Nel 2004 ha perso le elezioni spagnole in seguito agli attentati compiuti a Madrid dai terroristi islamici: una strage finalizzata a indebolire l’asse atlantico che legava la Spagna a Washington. Missione compiuta: terrorizzati gli elettori spagnoli, adesso in Spagna comanda “Bambi” Zapatero. Ma Aznar, in qualità di presidente della Fundacion para el Análisis y los Estudios Sociales (Faes), legata al partido popular, continua a fare politica a modo suo. Se le indiscrezioni che lo riguardano sono vere, presto, forse nel 2009, lo vedremo tornare alla politica attiva. Non in Spagna, ma a Bruxelles e Strasburgo, dove si conta su di lui per il rilancio definitivo del Ppe, il partito popolare europeo, la “casa” dei partiti moderati del vecchio continente.

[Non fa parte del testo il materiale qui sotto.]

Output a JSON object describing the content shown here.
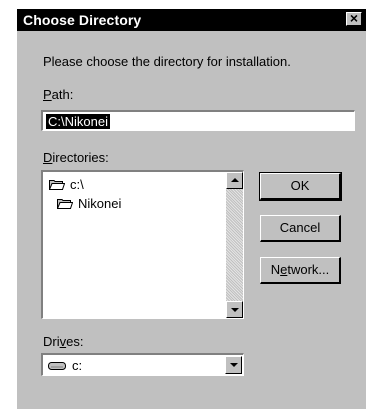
{
  "window": {
    "title": "Choose Directory",
    "close_glyph": "×"
  },
  "prompt": "Please choose the directory for installation.",
  "path": {
    "label_access": "P",
    "label_rest": "ath:",
    "value": "C:\\Nikonei"
  },
  "directories": {
    "label_access": "D",
    "label_rest": "irectories:",
    "items": [
      {
        "label": "c:\\",
        "icon": "folder-open-icon"
      },
      {
        "label": "Nikonei",
        "icon": "folder-open-icon"
      }
    ]
  },
  "buttons": {
    "ok": "OK",
    "cancel": "Cancel",
    "network_pre": "N",
    "network_access": "e",
    "network_post": "twork..."
  },
  "drives": {
    "label_pre": "Dri",
    "label_access": "v",
    "label_post": "es:",
    "selected": "c:",
    "icon": "drive-icon"
  },
  "colors": {
    "face": "#c0c0c0",
    "titlebar": "#000000",
    "selection": "#000000"
  }
}
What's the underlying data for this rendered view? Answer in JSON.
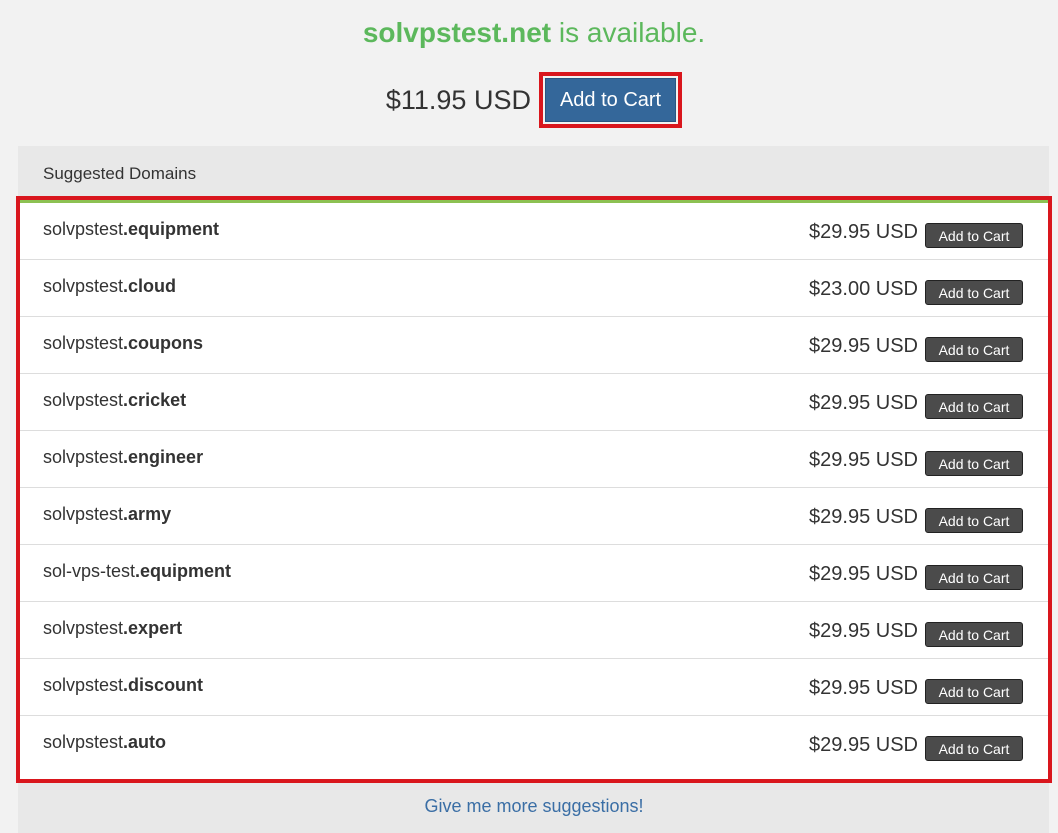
{
  "availability": {
    "domain": "solvpstest.net",
    "message": " is available."
  },
  "main_offer": {
    "price": "$11.95 USD",
    "button_label": "Add to Cart"
  },
  "suggestions": {
    "header": "Suggested Domains",
    "items": [
      {
        "base": "solvpstest",
        "tld": ".equipment",
        "price": "$29.95 USD",
        "button_label": "Add to Cart"
      },
      {
        "base": "solvpstest",
        "tld": ".cloud",
        "price": "$23.00 USD",
        "button_label": "Add to Cart"
      },
      {
        "base": "solvpstest",
        "tld": ".coupons",
        "price": "$29.95 USD",
        "button_label": "Add to Cart"
      },
      {
        "base": "solvpstest",
        "tld": ".cricket",
        "price": "$29.95 USD",
        "button_label": "Add to Cart"
      },
      {
        "base": "solvpstest",
        "tld": ".engineer",
        "price": "$29.95 USD",
        "button_label": "Add to Cart"
      },
      {
        "base": "solvpstest",
        "tld": ".army",
        "price": "$29.95 USD",
        "button_label": "Add to Cart"
      },
      {
        "base": "sol-vps-test",
        "tld": ".equipment",
        "price": "$29.95 USD",
        "button_label": "Add to Cart"
      },
      {
        "base": "solvpstest",
        "tld": ".expert",
        "price": "$29.95 USD",
        "button_label": "Add to Cart"
      },
      {
        "base": "solvpstest",
        "tld": ".discount",
        "price": "$29.95 USD",
        "button_label": "Add to Cart"
      },
      {
        "base": "solvpstest",
        "tld": ".auto",
        "price": "$29.95 USD",
        "button_label": "Add to Cart"
      }
    ],
    "more_link": "Give me more suggestions!"
  },
  "colors": {
    "available_green": "#5cb85c",
    "primary_button": "#34679a",
    "row_button": "#4b4b4b",
    "highlight_red": "#d9161d",
    "link_blue": "#3a6ea5"
  }
}
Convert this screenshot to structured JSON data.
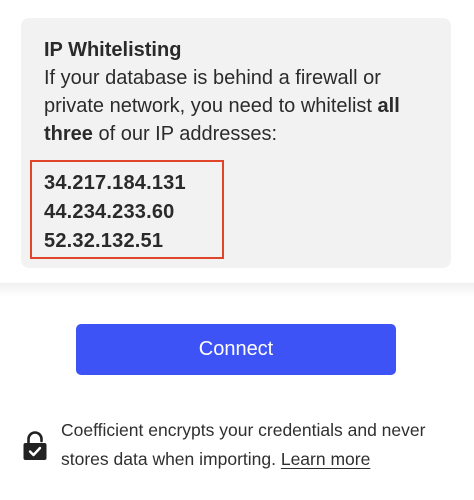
{
  "ip_card": {
    "title": "IP Whitelisting",
    "description_before": "If your database is behind a firewall or private network, you need to whitelist ",
    "description_bold": "all three",
    "description_after": " of our IP addresses:",
    "ip_addresses": [
      "34.217.184.131",
      "44.234.233.60",
      "52.32.132.51"
    ],
    "highlight_color": "#e0452a"
  },
  "connect": {
    "label": "Connect",
    "color": "#3d53f5"
  },
  "security_note": {
    "icon": "lock-icon",
    "text": "Coefficient encrypts your credentials and never stores data when importing. ",
    "link_label": "Learn more"
  }
}
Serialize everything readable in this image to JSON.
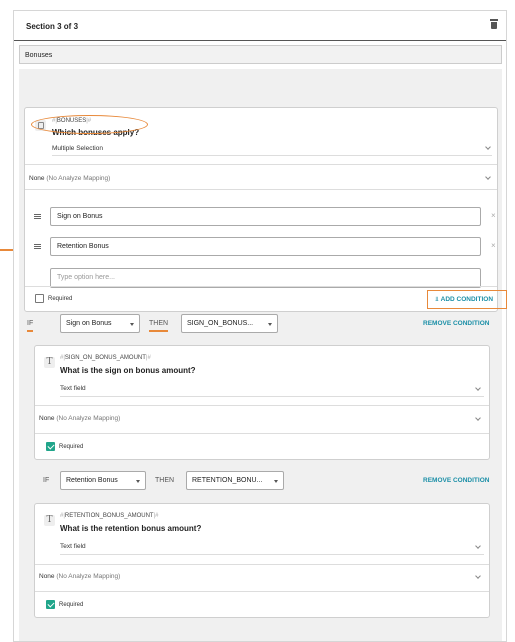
{
  "header": {
    "title": "Section 3 of 3",
    "delete_icon": "trash-icon"
  },
  "section_name": "Bonuses",
  "question1": {
    "icon": "checkbox-question-icon",
    "var_prefix": "#|",
    "var_name": "BONUSES",
    "var_suffix": "|#",
    "text": "Which bonuses apply?",
    "type": "Multiple Selection",
    "mapping_value": "None",
    "mapping_note": "(No Analyze Mapping)",
    "options": [
      "Sign on Bonus",
      "Retention Bonus"
    ],
    "new_option_placeholder": "Type option here...",
    "remove_icon": "×",
    "required_label": "Required",
    "add_condition_label": "ADD CONDITION"
  },
  "conditions": [
    {
      "if_label": "IF",
      "if_value": "Sign on Bonus",
      "then_label": "THEN",
      "then_value": "SIGN_ON_BONUS...",
      "remove_label": "REMOVE CONDITION",
      "question": {
        "icon": "text-question-icon",
        "var_prefix": "#|",
        "var_name": "SIGN_ON_BONUS_AMOUNT",
        "var_suffix": "|#",
        "text": "What is the sign on bonus amount?",
        "type": "Text field",
        "mapping_value": "None",
        "mapping_note": "(No Analyze Mapping)",
        "required_label": "Required",
        "required": true
      }
    },
    {
      "if_label": "IF",
      "if_value": "Retention Bonus",
      "then_label": "THEN",
      "then_value": "RETENTION_BONU...",
      "remove_label": "REMOVE CONDITION",
      "question": {
        "icon": "text-question-icon",
        "var_prefix": "#|",
        "var_name": "RETENTION_BONUS_AMOUNT",
        "var_suffix": "|#",
        "text": "What is the retention bonus amount?",
        "type": "Text field",
        "mapping_value": "None",
        "mapping_note": "(No Analyze Mapping)",
        "required_label": "Required",
        "required": true
      }
    }
  ],
  "colors": {
    "accent": "#e8893a",
    "link": "#1b8fa7",
    "check": "#20a58a"
  }
}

Poco prima di pranzo, ha presentato la fondazione Farefuturo, il nuovo “pensatoio” di An di cui è segretario generale Adolfo Urso. Aznar infatti sta lavorando per portare Alleanza nazionale dentro al Ppe, come è anche nei desideri di Fini. E proprio questo asse forte tra i due dà il senso politico della presenza di Aznar a Roma in questi giorni. Il leader spagnolo non si tira certo indietro. In passato fece da garante e da traghettatore di Forza Italia nel partito popolare europeo, e adesso è pronto a fare lo stesso con An. «Sono assolutamente favorevole all’ingresso di An nel Ppe», spiega nella sua conversazione a porte chiuse. «An ha iniziato un percorso di trasformazione molto positivo, ed è logico che questo cammino termini nel partito popolare europeo». Poco più tardi, parlando in pubblico, avrà parole di miele per Fini: «È un leader con futuro e del futuro. Io gli auguro grande successo. Certamente non è un leader decaffeinato. È intelligente e prestigioso». Aznar assiste con piacere ai fermenti in atto nella Cdl: «Sono molto interessato all’aggregazione del centrodestra italiano. In Spagna un simile processo di raggruppamento del centrodestra è già avvenuto grazie al partido popular, in Germania si sono ispirati allo stesso modello e in Francia stanno pensando a qualcosa di simile. Coalizioni di sinistra come quella al governo adesso in Italia, composte da sette, otto partiti, sono negative, non riescono ad avere un programma alternativo serio al centrodestra e si rifugiano nella demonizzazione dell’avversario».

Intanto, assieme a Fini, Aznar incassa con soddisfazione la netta vittoria elettorale di Nicolas Sarkozy che, spiega, rappresenta «la vittoria del pensiero forte sul pensiero debole, è espressione della volontà di cambiare le cose». L’idea, adesso, è creare un nuovo centrodestra europeo, che sappia «difendere le radici cristiane dell’Europa» e si opponga al programma della sinistra continentale, che prevede di «recuperare il Sessantotto, eliminare la famiglia e il matrimonio e cancellare i limiti tra ciò che è vero e ciò che è falso». Il nuovo nemico, insomma, si chiama relativismo: Benedetto XVI ha di che essere soddisfatto. Aznar ha già pronte le linee guida della nuova politica liberal-conservatrice europea. «Primo: recupero dei valori». L’elenco di questi valori è lungo, e ai primi posti vede «la responsabilità, la meritocrazia, la famiglia» e «la distinzione tra desideri e diritti, che sono due cose ben diverse». Secondo: «Rispetto dell’identità nazionale di ogni Paese europeo». È la base, avverte Aznar, «per affrontare senza paura il mondo là fuori, la globalizzazione». Terzo: «Trasformazione economica e sociale dell’Europa», perché il «disastroso» trend demografico del vecchio continente impone un ripensamento del welfare state. Anche se, avverte Aznar, il crollo delle nascite e l’invecchiamento della popolazione (tra trent’anni la Spagna starà messa peggio dell'Italia) non è solo un problema economico, ma anche - e soprattutto - «una questione di valori». Quarta e ultima direttrice, un «patto tra l’Europa e il resto del mondo», per trasformare il continente da potere debole a potere forte. Riformando la Nato e definendo un nuovo ruolo per l’Europa, che la avvicini all’altra sponda dell’Atlantico. Prima di decidere dove andare, però, l’Europa dovrà capire chi è.

© Libero. Pubblicato il 16 maggio 2007.